The new C1 cores are based on ARMv9.3 architecture, simplifying the previous multi-tier Cortex-X lineup. The C1-Ultra and Performance cores succeed the Cortex-X925, the C1-Pro replaces the Cortex-A725, and the C1-Nano is a revamp of the Cortex-A520. Notably, the C1-Performance is a 35% smaller variant of the C1-Ultra, targeting upper-mid-tier chipsets with a slight performance compromise.
The C1-Ultra shows a 12% IPC gain over the Cortex-X925, with an overall performance increase of around 25% when factoring in a 3nm process and a higher clock speed of 4.1GHz, compared to the Cortex-X925’s 3.6GHz. It also offers the same performance as its predecessor while consuming 28% less power. This is achieved through a larger out-of-order window handling around 2,000 instructions in flight versus the X925’s 1,500 and a 33% increase in L1 instruction-cache bandwidth.

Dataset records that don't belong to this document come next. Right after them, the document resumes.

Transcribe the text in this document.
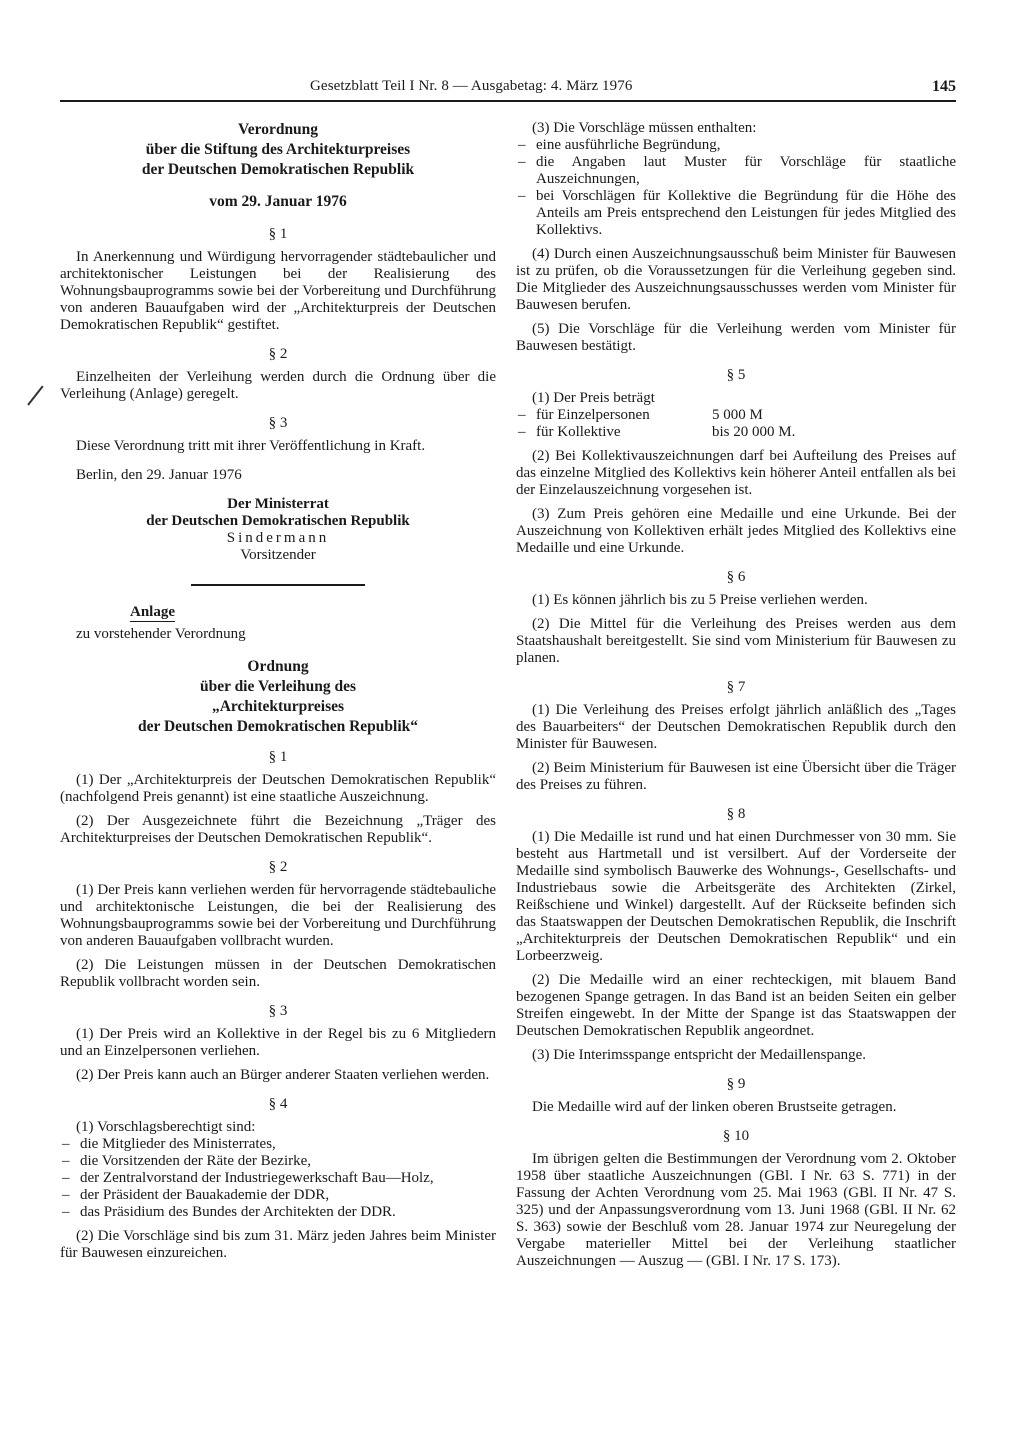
Gesetzblatt Teil I Nr. 8 — Ausgabetag: 4. März 1976	145
Verordnung
über die Stiftung des Architekturpreises
der Deutschen Demokratischen Republik

vom 29. Januar 1976

§ 1

In Anerkennung und Würdigung hervorragender städtebaulicher und architektonischer Leistungen bei der Realisierung des Wohnungsbauprogramms sowie bei der Vorbereitung und Durchführung von anderen Bauaufgaben wird der „Architekturpreis der Deutschen Demokratischen Republik“ gestiftet.

§ 2

Einzelheiten der Verleihung werden durch die Ordnung über die Verleihung (Anlage) geregelt.

§ 3

Diese Verordnung tritt mit ihrer Veröffentlichung in Kraft.

Berlin, den 29. Januar 1976

Der Ministerrat
der Deutschen Demokratischen Republik

Sindermann

Vorsitzender

Anlage

zu vorstehender Verordnung

Ordnung
über die Verleihung des
„Architekturpreises
der Deutschen Demokratischen Republik“

§ 1

(1) Der „Architekturpreis der Deutschen Demokratischen Republik“ (nachfolgend Preis genannt) ist eine staatliche Auszeichnung.

(2) Der Ausgezeichnete führt die Bezeichnung „Träger des Architekturpreises der Deutschen Demokratischen Republik“.

§ 2

(1) Der Preis kann verliehen werden für hervorragende städtebauliche und architektonische Leistungen, die bei der Realisierung des Wohnungsbauprogramms sowie bei der Vorbereitung und Durchführung von anderen Bauaufgaben vollbracht wurden.

(2) Die Leistungen müssen in der Deutschen Demokratischen Republik vollbracht worden sein.

§ 3

(1) Der Preis wird an Kollektive in der Regel bis zu 6 Mitgliedern und an Einzelpersonen verliehen.

(2) Der Preis kann auch an Bürger anderer Staaten verliehen werden.

§ 4

(1) Vorschlagsberechtigt sind:

– die Mitglieder des Ministerrates,

– die Vorsitzenden der Räte der Bezirke,

– der Zentralvorstand der Industriegewerkschaft Bau—Holz,

– der Präsident der Bauakademie der DDR,

– das Präsidium des Bundes der Architekten der DDR.

(2) Die Vorschläge sind bis zum 31. März jeden Jahres beim Minister für Bauwesen einzureichen.

(3) Die Vorschläge müssen enthalten:

– eine ausführliche Begründung,

– die Angaben laut Muster für Vorschläge für staatliche Auszeichnungen,

– bei Vorschlägen für Kollektive die Begründung für die Höhe des Anteils am Preis entsprechend den Leistungen für jedes Mitglied des Kollektivs.

(4) Durch einen Auszeichnungsausschuß beim Minister für Bauwesen ist zu prüfen, ob die Voraussetzungen für die Verleihung gegeben sind. Die Mitglieder des Auszeichnungsausschusses werden vom Minister für Bauwesen berufen.

(5) Die Vorschläge für die Verleihung werden vom Minister für Bauwesen bestätigt.

§ 5

(1) Der Preis beträgt

– für Einzelpersonen	5 000 M
– für Kollektive	bis 20 000 M.

(2) Bei Kollektivauszeichnungen darf bei Aufteilung des Preises auf das einzelne Mitglied des Kollektivs kein höherer Anteil entfallen als bei der Einzelauszeichnung vorgesehen ist.

(3) Zum Preis gehören eine Medaille und eine Urkunde. Bei der Auszeichnung von Kollektiven erhält jedes Mitglied des Kollektivs eine Medaille und eine Urkunde.

§ 6

(1) Es können jährlich bis zu 5 Preise verliehen werden.

(2) Die Mittel für die Verleihung des Preises werden aus dem Staatshaushalt bereitgestellt. Sie sind vom Ministerium für Bauwesen zu planen.

§ 7

(1) Die Verleihung des Preises erfolgt jährlich anläßlich des „Tages des Bauarbeiters“ der Deutschen Demokratischen Republik durch den Minister für Bauwesen.

(2) Beim Ministerium für Bauwesen ist eine Übersicht über die Träger des Preises zu führen.

§ 8

(1) Die Medaille ist rund und hat einen Durchmesser von 30 mm. Sie besteht aus Hartmetall und ist versilbert. Auf der Vorderseite der Medaille sind symbolisch Bauwerke des Wohnungs-, Gesellschafts- und Industriebaus sowie die Arbeitsgeräte des Architekten (Zirkel, Reißschiene und Winkel) dargestellt. Auf der Rückseite befinden sich das Staatswappen der Deutschen Demokratischen Republik, die Inschrift „Architekturpreis der Deutschen Demokratischen Republik“ und ein Lorbeerzweig.

(2) Die Medaille wird an einer rechteckigen, mit blauem Band bezogenen Spange getragen. In das Band ist an beiden Seiten ein gelber Streifen eingewebt. In der Mitte der Spange ist das Staatswappen der Deutschen Demokratischen Republik angeordnet.

(3) Die Interimsspange entspricht der Medaillenspange.

§ 9

Die Medaille wird auf der linken oberen Brustseite getragen.

§ 10

Im übrigen gelten die Bestimmungen der Verordnung vom 2. Oktober 1958 über staatliche Auszeichnungen (GBl. I Nr. 63 S. 771) in der Fassung der Achten Verordnung vom 25. Mai 1963 (GBl. II Nr. 47 S. 325) und der Anpassungsverordnung vom 13. Juni 1968 (GBl. II Nr. 62 S. 363) sowie der Beschluß vom 28. Januar 1974 zur Neuregelung der Vergabe materieller Mittel bei der Verleihung staatlicher Auszeichnungen — Auszug — (GBl. I Nr. 17 S. 173).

The C1-Pro focuses on front-end improvements, including a larger branch predictor and branch target buffer, higher L1 data bandwidth, and lower L2 TLB latency, contributing to power savings. ARM claims the C1-Pro offers the same performance as the Cortex-A725 with a 26% power reduction or 11% more performance for the same power. The C1-Nano offers a 26% boost in power efficiency over the Cortex-A520, with modest performance gains of 5-8%, as it’s intended for background tasks.
A key addition to the new CPUs is SME2, ARM’s latest extension to accelerate machine learning workloads. SME2 builds on the original SME with multi-vector instructions, weight compression, and binary networks and sits outside the core as a shared execution unit. Each C1 series core can decode SME2 instructions, and the unit can shut down when not in use. ARM claims a 4.7x latency reduction in speech recognition, 4.7x faster token encoding, and an average 3.7x performance jump across various workloads compared to the same C1-Pro CPU core without SME2.
The new Mali G1-Ultra GPU offers 20% better performance for games and machine learning inference, 9% less energy per frame, and up to 2x faster ray tracing compared to last year’s Immortalis G925. The 2x faster ray tracing is achieved through hardware support for BVH traversal and a single-ray algorithm. The RTU can be power-gated when not in use. The G1 GPU comes in different branding flavors depending on the number of cores: 10+ cores with ray-tracing is a G1-Ultra, 6-9 cores is a G1-Premium, and 1-5 cores is a G1-Pro.
ARM’s Lumex platform aims to speed up time-to-market with complete platform solutions, including designs ready for chip integration and closer collaborations with foundries like TSMC. The company’s internal Lumex Reference FPGA platform hints at a top-end mobile configuration featuring two 4.1GHz C1-Ultra cores paired with six 3.5GHz C1-Pro cores, two SME2 units, a 16MB L3 cache, a 14-core Mali-G1 Ultra, and 16MB of system-level cache, all on 3nm. For near-flagship grade chipsets, ARM suggests swapping the C1-Ultra for the C1-Premium. Mid-tier chipsets could feature a single Ultra or Premium core paired with three Pro cores and four Nano cores.
The company anticipates the MediaTek Dimensity 9500 will be the first flagship SoC to feature ARM’s new C1 CPU cores and the G1-Ultra GPU, with a possibility that next year’s Google Tensor G6 will also adopt the new C1 series.